When it carries out the subtraction of the two images S, you get the following results:
• Central Zone : An excess of intensity as (+) – (-) = (+)
• marginal zone : A defect in intensity as (-) – (+) = (-)
This in fact is what we observe on the Laplacian image wavefront (figura 4B).
The wavefront is related Laplacian operator, S to the signal obtained by subtracting the two intra and extra images .
(What we have seen so far here is a simple illustration to fix ideas, that is, not under any circumstances a demonstration !)
3. A practical example
Once we've taken steps to rebuild the wavefront, can be traced back to the values of the main decomposing aberrations that same wavefront Zernike polynomials.
These polynomials are defined mathematical functions on a disc, which can be linked to major aberrations.

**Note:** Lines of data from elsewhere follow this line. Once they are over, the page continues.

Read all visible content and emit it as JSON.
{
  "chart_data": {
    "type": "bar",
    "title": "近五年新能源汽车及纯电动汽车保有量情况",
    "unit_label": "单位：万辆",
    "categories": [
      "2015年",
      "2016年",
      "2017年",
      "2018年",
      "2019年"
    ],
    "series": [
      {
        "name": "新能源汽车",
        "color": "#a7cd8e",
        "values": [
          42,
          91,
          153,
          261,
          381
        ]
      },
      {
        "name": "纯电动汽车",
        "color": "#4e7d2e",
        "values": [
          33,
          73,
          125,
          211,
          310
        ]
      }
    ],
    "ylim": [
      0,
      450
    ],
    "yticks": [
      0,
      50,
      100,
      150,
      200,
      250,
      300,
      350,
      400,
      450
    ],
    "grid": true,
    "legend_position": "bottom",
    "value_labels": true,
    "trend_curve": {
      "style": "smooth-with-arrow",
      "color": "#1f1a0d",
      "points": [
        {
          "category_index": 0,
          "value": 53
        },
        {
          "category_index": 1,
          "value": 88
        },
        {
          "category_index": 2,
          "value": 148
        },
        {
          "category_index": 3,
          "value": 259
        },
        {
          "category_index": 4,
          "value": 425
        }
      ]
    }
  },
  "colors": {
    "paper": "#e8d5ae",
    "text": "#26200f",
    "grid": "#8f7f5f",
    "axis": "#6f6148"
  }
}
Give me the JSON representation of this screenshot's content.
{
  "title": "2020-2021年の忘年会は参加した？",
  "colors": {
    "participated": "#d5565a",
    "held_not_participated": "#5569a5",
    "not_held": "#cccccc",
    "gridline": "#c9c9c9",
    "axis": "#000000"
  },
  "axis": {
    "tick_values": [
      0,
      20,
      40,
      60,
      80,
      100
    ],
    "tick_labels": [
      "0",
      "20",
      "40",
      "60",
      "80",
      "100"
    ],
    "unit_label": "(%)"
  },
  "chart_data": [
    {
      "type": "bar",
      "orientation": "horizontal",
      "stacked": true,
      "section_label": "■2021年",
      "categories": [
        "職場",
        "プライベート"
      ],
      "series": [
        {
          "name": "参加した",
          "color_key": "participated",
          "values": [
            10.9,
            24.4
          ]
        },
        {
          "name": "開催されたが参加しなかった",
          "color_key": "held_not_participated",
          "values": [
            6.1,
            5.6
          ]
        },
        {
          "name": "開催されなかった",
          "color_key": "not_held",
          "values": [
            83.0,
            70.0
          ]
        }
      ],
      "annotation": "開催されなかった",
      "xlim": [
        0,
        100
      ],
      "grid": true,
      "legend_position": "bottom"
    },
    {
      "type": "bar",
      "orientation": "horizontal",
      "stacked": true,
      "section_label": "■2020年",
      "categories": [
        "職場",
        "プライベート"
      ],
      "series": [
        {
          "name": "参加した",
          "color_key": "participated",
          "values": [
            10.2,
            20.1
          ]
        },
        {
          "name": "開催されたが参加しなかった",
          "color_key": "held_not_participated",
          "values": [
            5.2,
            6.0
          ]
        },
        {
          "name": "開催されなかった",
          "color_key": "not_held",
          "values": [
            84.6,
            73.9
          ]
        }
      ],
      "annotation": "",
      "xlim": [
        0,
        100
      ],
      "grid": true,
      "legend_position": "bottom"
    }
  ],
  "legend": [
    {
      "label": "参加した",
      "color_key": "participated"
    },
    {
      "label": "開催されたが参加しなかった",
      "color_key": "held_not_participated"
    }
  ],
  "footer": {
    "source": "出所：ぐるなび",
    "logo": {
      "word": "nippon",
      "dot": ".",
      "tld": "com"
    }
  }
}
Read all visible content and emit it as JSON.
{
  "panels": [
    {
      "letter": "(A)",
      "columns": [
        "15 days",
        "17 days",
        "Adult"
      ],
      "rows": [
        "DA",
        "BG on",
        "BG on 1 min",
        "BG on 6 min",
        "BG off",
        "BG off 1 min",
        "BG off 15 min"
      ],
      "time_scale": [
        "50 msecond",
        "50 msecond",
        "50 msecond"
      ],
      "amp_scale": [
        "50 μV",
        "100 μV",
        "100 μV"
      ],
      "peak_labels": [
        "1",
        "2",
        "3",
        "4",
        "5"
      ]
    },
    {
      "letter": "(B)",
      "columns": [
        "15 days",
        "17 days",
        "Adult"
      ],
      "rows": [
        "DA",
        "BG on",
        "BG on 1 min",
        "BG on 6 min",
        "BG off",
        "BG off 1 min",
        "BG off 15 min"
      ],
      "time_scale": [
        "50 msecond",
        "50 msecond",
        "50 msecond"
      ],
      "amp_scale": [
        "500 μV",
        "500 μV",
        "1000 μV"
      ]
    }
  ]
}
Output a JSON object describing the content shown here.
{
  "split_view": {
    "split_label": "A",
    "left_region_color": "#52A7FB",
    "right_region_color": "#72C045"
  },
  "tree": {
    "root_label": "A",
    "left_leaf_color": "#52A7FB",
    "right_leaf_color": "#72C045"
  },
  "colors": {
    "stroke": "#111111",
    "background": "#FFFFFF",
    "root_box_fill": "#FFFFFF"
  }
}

For example, the image of figure 4 is the representation of the Zernike polynomial is linked to the spherical aberration (read more details on Zernike polynomials). Adding more polynomials, you can reconstruct a wavefront aberration as much affected by. Inversely, a measured wavefront can be adjusted to different polynomials, in order to trace the aberrations.
As an example we reproduce here an extract of the analysis of a Schmidt-Cassegrain trade (good quality). 5A is the image of the wavefront reconstructed from EF computer program from two images intra et extra focal.
The following table 1 It shows the RMS values of some aberration, and Figure 5B is the image of the wavefront reconstructed using the values of the aberrations and the 22 first Zernike polynomials. The utilization of these 22 polynomials allows you to find the main aberrations and rebuild the general shape of the wavefront.
Pictures 5A and 5B
Fig.5A: Wavefront calculated with the EF Program starting from one intrafocal image and one
extrafocale.
Fig.5B: Wavefront rebuilt from 22 polynomials are Zernike, using rms values
of aberrations provided by the EF program.
The chart 1 is an excerpt of these 22 values. (The unit of measurement is the nanometer).
(NOTE: Interesting further explanations and finding updated software on the web by searching: “Project WinRoddier” your Astrosurf – and discussion “Optic testing (Roddier)” sul forum Cloudy night).